Going Under (Wildfire Lake 2) - Page 53

She taps through the pictures while describing the various attributes I don’t fully understand. The boat is what I think of when someone says sailboat. It’s sleek and sexy, but still holds just the right amount of charm, with teak finishes and custom sails.

I look at the price tag. “Holy shit. I didn’t realize they were that expensive.”

“Oh, this isn’t expensive. This is a well-kept ten-year-old boat.”

“Damn, that’s small. I mean, I knew they weren’t big, but, yeah, there’s really only room for one person.”

She laughs. “It’s only small to someone living in a thirty-eight-hundred-square-foot house. Spacewise, it’s really only a little smaller than this.”

She indicates the boat we’re on, and for the first time I really take a look around. Everything has a place. All kinds of compartments are tucked everywhere. Regular items double as something else—the living room futon turns into a bed, the stovetop turns into a cutting board.

“Thinking about you and me on something that size,” I say, indicating the sailboat, “is heaven. Thinking about you, me, and three girls on something that size is just this side of hell.”

She laughs. “I agree, which is why I started looking at cats.”

“Cats?”

“Catamarans.”

I know even less about catamarans than I do about sailboats, and I’m feeling a bit overwhelmed.

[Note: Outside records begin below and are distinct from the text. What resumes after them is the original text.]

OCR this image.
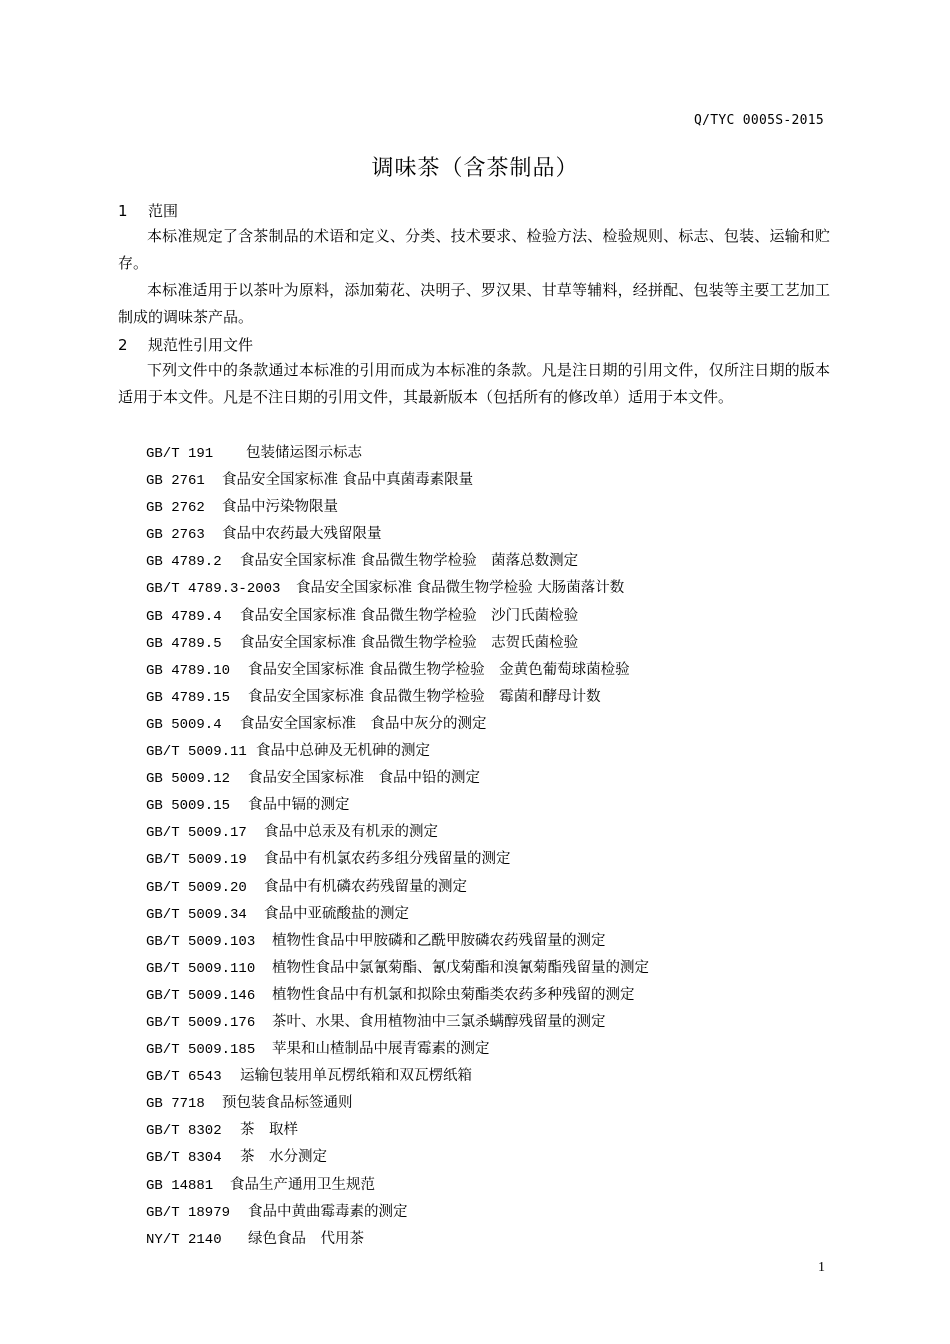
Q/TYC 0005S-2015
调味茶（含茶制品）
1 范围

本标准规定了含茶制品的术语和定义、分类、技术要求、检验方法、检验规则、标志、包装、运输和贮存。

本标准适用于以茶叶为原料，添加菊花、决明子、罗汉果、甘草等辅料，经拼配、包装等主要工艺加工制成的调味茶产品。

2 规范性引用文件

下列文件中的条款通过本标准的引用而成为本标准的条款。凡是注日期的引用文件，仅所注日期的版本适用于本文件。凡是不注日期的引用文件，其最新版本（包括所有的修改单）适用于本文件。

GB/T 191 包装储运图示标志
GB 2761 食品安全国家标准 食品中真菌毒素限量
GB 2762 食品中污染物限量
GB 2763 食品中农药最大残留限量
GB 4789.2 食品安全国家标准 食品微生物学检验　菌落总数测定
GB/T 4789.3-2003 食品安全国家标准 食品微生物学检验 大肠菌落计数
GB 4789.4 食品安全国家标准 食品微生物学检验　沙门氏菌检验
GB 4789.5 食品安全国家标准 食品微生物学检验　志贺氏菌检验
GB 4789.10 食品安全国家标准 食品微生物学检验　金黄色葡萄球菌检验
GB 4789.15 食品安全国家标准 食品微生物学检验　霉菌和酵母计数
GB 5009.4 食品安全国家标准　食品中灰分的测定
GB/T 5009.11 食品中总砷及无机砷的测定
GB 5009.12 食品安全国家标准　食品中铅的测定
GB 5009.15 食品中镉的测定
GB/T 5009.17 食品中总汞及有机汞的测定
GB/T 5009.19 食品中有机氯农药多组分残留量的测定
GB/T 5009.20 食品中有机磷农药残留量的测定
GB/T 5009.34 食品中亚硫酸盐的测定
GB/T 5009.103 植物性食品中甲胺磷和乙酰甲胺磷农药残留量的测定
GB/T 5009.110 植物性食品中氯氰菊酯、氰戊菊酯和溴氰菊酯残留量的测定
GB/T 5009.146 植物性食品中有机氯和拟除虫菊酯类农药多种残留的测定
GB/T 5009.176 茶叶、水果、食用植物油中三氯杀螨醇残留量的测定
GB/T 5009.185 苹果和山楂制品中展青霉素的测定
GB/T 6543 运输包装用单瓦楞纸箱和双瓦楞纸箱
GB 7718 预包装食品标签通则
GB/T 8302 茶　取样
GB/T 8304 茶　水分测定
GB 14881 食品生产通用卫生规范
GB/T 18979 食品中黄曲霉毒素的测定
NY/T 2140 绿色食品　代用茶
1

She flips through pages, finds a catamaran the same age as the sailboat she gazed dreamily at, and pulls up the listing.

“Shit, it’s even more expensive,” I say.

“Only by forty or fifty grand.”

“Are you secretly filthy rich?” I only half tease.

“It’s going to be my house,” she says. “My only major expense.”

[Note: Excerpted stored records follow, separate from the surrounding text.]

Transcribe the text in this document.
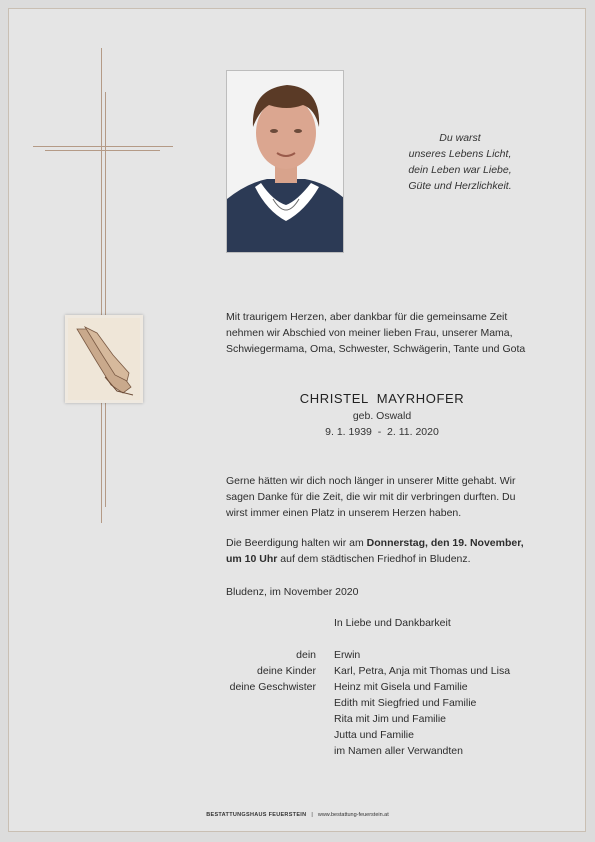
Du warst
unseres Lebens Licht,
dein Leben war Liebe,
Güte und Herzlichkeit.
Mit traurigem Herzen, aber dankbar für die gemeinsame Zeit
nehmen wir Abschied von meiner lieben Frau, unserer Mama,
Schwiegermama, Oma, Schwester, Schwägerin, Tante und Gota
CHRISTEL  MAYRHOFER
geb. Oswald
9. 1. 1939  -  2. 11. 2020
Gerne hätten wir dich noch länger in unserer Mitte gehabt. Wir
sagen Danke für die Zeit, die wir mit dir verbringen durften. Du
wirst immer einen Platz in unserem Herzen haben.
Die Beerdigung halten wir am Donnerstag, den 19. November,
um 10 Uhr auf dem städtischen Friedhof in Bludenz.
Bludenz, im November 2020
In Liebe und Dankbarkeit
dein Erwin
deine Kinder Karl, Petra, Anja mit Thomas und Lisa
deine Geschwister Heinz mit Gisela und Familie
Edith mit Siegfried und Familie
Rita mit Jim und Familie
Jutta und Familie
im Namen aller Verwandten
BESTATTUNGSHAUS FEUERSTEIN | www.bestattung-feuerstein.at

Okay, that’s fair. “True. Why is this more?”

“It’s a lot bigger, inside and out.” She flips through the pictures. “Four separate bedrooms in two separate hulls for lots of privacy, and big windows letting in lots of light. Two full heads—bathrooms—with standing showers. A real living room surrounded by windows, so you have views inside and outside the boat, bigger kitchen and dining table, storage spaces tucked in everywhere.”

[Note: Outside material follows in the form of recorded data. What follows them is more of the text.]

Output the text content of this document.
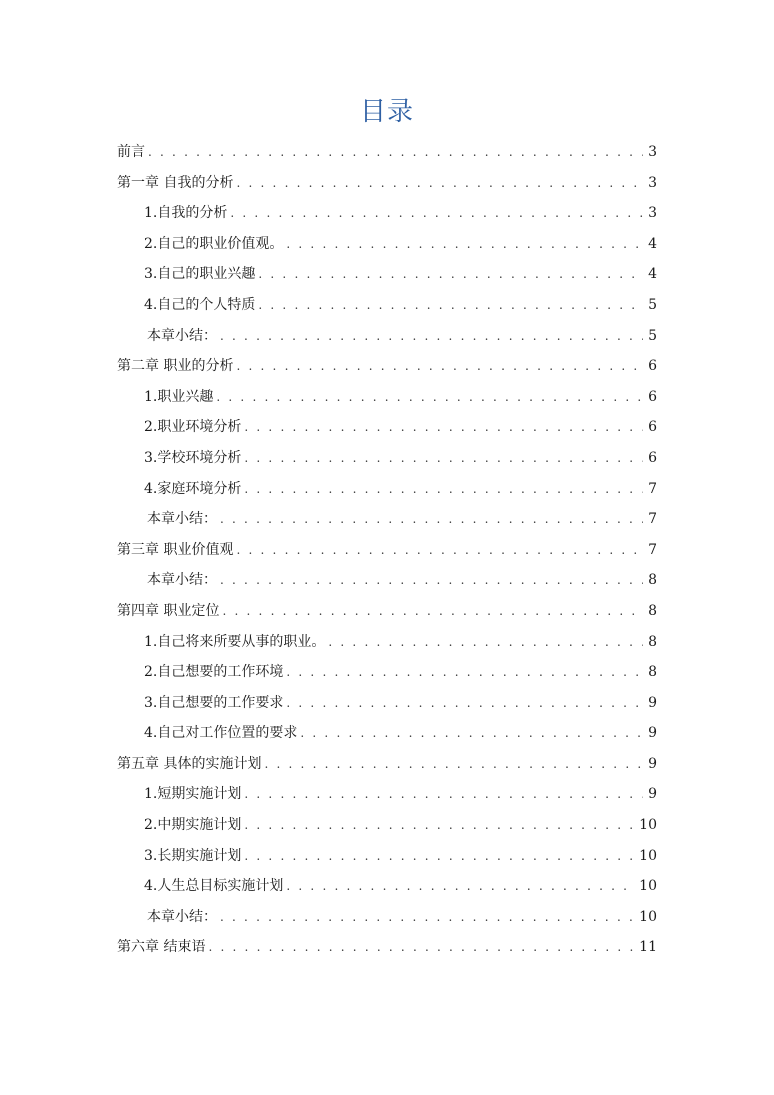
目录
前言 . . .	3
第一章 自我的分析 . . .	3
1.自我的分析 . . .	3
2.自己的职业价值观。 . . .	4
3.自己的职业兴趣 . . .	4
4.自己的个人特质 . . .	5
本章小结： . . .	5
第二章 职业的分析 . . .	6
1.职业兴趣 . . .	6
2.职业环境分析 . . .	6
3.学校环境分析 . . .	6
4.家庭环境分析 . . .	7
本章小结： . . .	7
第三章 职业价值观 . . .	7
本章小结： . . .	8
第四章 职业定位 . . .	8
1.自己将来所要从事的职业。 . . .	8
2.自己想要的工作环境 . . .	8
3.自己想要的工作要求 . . .	9
4.自己对工作位置的要求 . . .	9
第五章 具体的实施计划 . . .	9
1.短期实施计划 . . .	9
2.中期实施计划 . . .	10
3.长期实施计划 . . .	10
4.人生总目标实施计划 . . .	10
本章小结： . . .	10
第六章 结束语 . . .	11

There are people in these photos, so I get a better idea of scale, and I breathe easier. Small, sure, but not impossible.

“And a huge deck all around the boat, fore and aft. Big swim deck off the back, lots of covered or uncovered lounge seating and drop-away tables, and tons of storage for gear and tools.”

“I like this,” I say.

“I thought you would.”

“Why would you choose the sailboat you showed me over the catamaran?”

“It’s less expensive and this is more room than I need for myself, but that’s not the main reason. A catamaran is a smoother, more stable ride. I love the feel of a boat heeling in the wind.” She taps through some images on Google and brings up one where a sailboat is tipped so far over, the sail is almost parallel with the sea. And she’s grinning from ear to ear. “There is nothing like the rush of a good wind to feel the power of Mother Nature. Someday, I’d love to take you out in a single hull and show you.” Her excitement quiets, and she gives me a one-shouldered shrug. “But I’ll let you get used to basic sailing first.”

“Kind of you,” I tease.

There’s no doubt my heart is beating faster. My skin is tingling. Just the thought of this possibility has opened my view of the future from thirty degrees to two hundred and seventy degrees. That shift in vision makes me realize how every one of my past choices has tightened the scope of my life another ten degrees, until all I can see in front of me is a narrow view showing me only one path—the traditional path I have to take to get three little girls into adulthood without a mother. After that, coaching them through college. Then navigating husbands and grandkids and retirement.

Kat’s view shows me freedom and excitement and lifelong learning and travel. Just by Kat being Kat, she’s shown me things I’ve never even considered possible, let alone dreamt of.

Now I wonder if including me and the kids is limiting everything she’s always wanted. “What about your dream sailboat? Wouldn’t you be missing out on that thrill?”

She rolls up on her side and smiles at me. “In reality, cats are actually faster than sailboats, so there will be plenty of thrills. As for the excitement I’ll lose from heeling, you and the girls will make up for it tenfold.”

My heart skips. It skips so often, I consider she’s given me an arrhythmia. “Maybe I can cover the extra cost.”